R EALISEE par le musée d'Orsay et le Dansmuseet de Stockholm, cette exposition coïncide avec le cinquantième anniversaire de la disparition du chorégraphe, né en 1889 à Kiev dans une famille de danseurs itinérants d'origine polonaise (1).

Elle a bénéficié du concours de la bibliothèque de l'Opéra de Paris et de l'apport considérable de pièces prêtées par le chorégraphe John Neumeier, directeur du Ballet de Hambourg, dont la richesse de la collection privée est légendaire.
Organisée en cinq salles, décorées, mises en scène peut-on dire, par Richard Peduzzi, dans des nuances de bleus allant du clair au plus foncé, elle évoque les grandes époques de la vie du danseur et du chorégraphe. Depuis ses premiers pas de danseur à l'Ecole impériale de Saint-Pétersbourg, puis au ballet Impérial, ses succès dans « Le Spectre de la rose » avec les Ballets Russes, sa première chorégraphie « l'Après-midi d'un faune » en 1912, aussitôt suivie de « Jeux » et du « Sacre du Printemps » en 1913, jusqu'à sa fin triste, interné pour une folie que reflètent de passionnants dessins.
Les photographies d'Eugène Druet et du baron Adolph de Meyer donnent une idée de la force, de la hauteur des sauts et de la grâce de l'interprète. Quant aux artistes qui ont tenté de l'immortaliser sur la toile ou dans la pierre, on est frappé de voir, comme sur les photographies, combien Nijinsky peut paraître différent selon qui le regarde. Cocteau, Bourdelle, Klimt, Max Jacob, Modigliani, Maillol, Valentine Hugo, Kokoschka, Léon Bakst et Rodin sont les principaux interprètes de cette personnalité et de ce physique fascinants.
Le visiteur tentera de se faire une idée dans cette mosaïque de personnalité, grâce à nombre de documents jusqu'alors, pour la plupart, jamais exposés. Il pourra aussi essayer de reconstituer mentalement ce que pouvait être l'art de Nijinsky grâce à un documentaire de vingt-six minutes d'Hervé Nisic, « Revoir Nijinsky danser », qui tente de suppléer à l'absence de documents filmés par une reconstitution virtuelle réalisée par des logiciels appropriés à l'aide de photographies du danseur dans « l'Après-midi d'un faune ».
Toutes les informations utiles et des textes complémentaires figurent dans le catalogue parfaitement illustré et commenté (2), réalisé par Martine Kahane, commissionnaire de l'exposition qui pourra consoler partiellement ceux qui n'auront pu s'y rendre.
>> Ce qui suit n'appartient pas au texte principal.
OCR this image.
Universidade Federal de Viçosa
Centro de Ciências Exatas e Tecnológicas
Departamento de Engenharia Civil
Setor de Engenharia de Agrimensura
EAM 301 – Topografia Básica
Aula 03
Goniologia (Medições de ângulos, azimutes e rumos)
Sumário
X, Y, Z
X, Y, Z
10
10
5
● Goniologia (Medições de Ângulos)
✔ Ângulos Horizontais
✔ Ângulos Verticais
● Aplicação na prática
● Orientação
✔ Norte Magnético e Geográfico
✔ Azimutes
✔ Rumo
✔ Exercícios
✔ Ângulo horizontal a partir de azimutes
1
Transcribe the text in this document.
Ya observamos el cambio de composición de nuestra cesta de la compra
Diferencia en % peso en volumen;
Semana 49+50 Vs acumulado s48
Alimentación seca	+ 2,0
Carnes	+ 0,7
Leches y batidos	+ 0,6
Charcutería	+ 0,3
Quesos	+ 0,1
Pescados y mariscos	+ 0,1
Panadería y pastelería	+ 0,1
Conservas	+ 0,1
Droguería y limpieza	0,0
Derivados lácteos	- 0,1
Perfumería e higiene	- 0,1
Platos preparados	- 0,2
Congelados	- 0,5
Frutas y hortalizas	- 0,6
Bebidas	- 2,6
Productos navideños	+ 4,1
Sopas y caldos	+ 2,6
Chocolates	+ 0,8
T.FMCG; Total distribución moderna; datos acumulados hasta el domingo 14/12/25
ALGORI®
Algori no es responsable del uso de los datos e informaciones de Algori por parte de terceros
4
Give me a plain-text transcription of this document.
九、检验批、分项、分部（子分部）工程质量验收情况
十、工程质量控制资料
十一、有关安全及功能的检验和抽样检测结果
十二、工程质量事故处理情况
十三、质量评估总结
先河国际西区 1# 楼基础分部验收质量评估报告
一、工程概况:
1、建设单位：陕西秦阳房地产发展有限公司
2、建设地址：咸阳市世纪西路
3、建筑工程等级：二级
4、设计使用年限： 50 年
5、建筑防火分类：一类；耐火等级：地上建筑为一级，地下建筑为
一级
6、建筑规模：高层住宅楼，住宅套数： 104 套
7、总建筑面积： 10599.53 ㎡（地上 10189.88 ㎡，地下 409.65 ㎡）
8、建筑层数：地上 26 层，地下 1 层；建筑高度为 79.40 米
(1) Musée d'Orsay, 1, rue de la Légion-d'Honneur, 75007 Paris. Jusqu'au 18 février. Tous les jours, sauf le lundi, de 10 à 18 h, le jeudi de 10 à 21 h 45. Prix d'entrée : 40 F (30 F réduit), avec entrée au musée. Information : Minitel 3615 ORSAY. Site Internet : http://www.musee-orsay.fr
(2) Réunion des Musées nationaux. 287 pages. 250 F.

Un disque

Schumann, par Jean-Marc Luisada : dérangeant

Le Schumann de Jean-Marc Luisada n'est pas celui de tout le monde ! La pochette de l'album consacré entièrement au compositeur allemand, « le Papillon noir», signée Pierre et Gilles, évoque les rêves et l'inconscient, tout comme la musique fantasque qui n'est pas ce que Schumann a composé de plus gai. Luisada leur donne un relief saisissant, jouant dans des camaïeux de gris et de noir. Le « Carnaval » est plus riant, avec de vraies touches personnelles. Les « Variations fantômes », que l'on n'entend jamais, sont jouées avec une objectivité contrastant avec la chaleur d'« Arabesque », bel exercice de style. Un album, certes, singulier et dérangeant mais sortant de la terrible routine des publications de récitals pianistiques.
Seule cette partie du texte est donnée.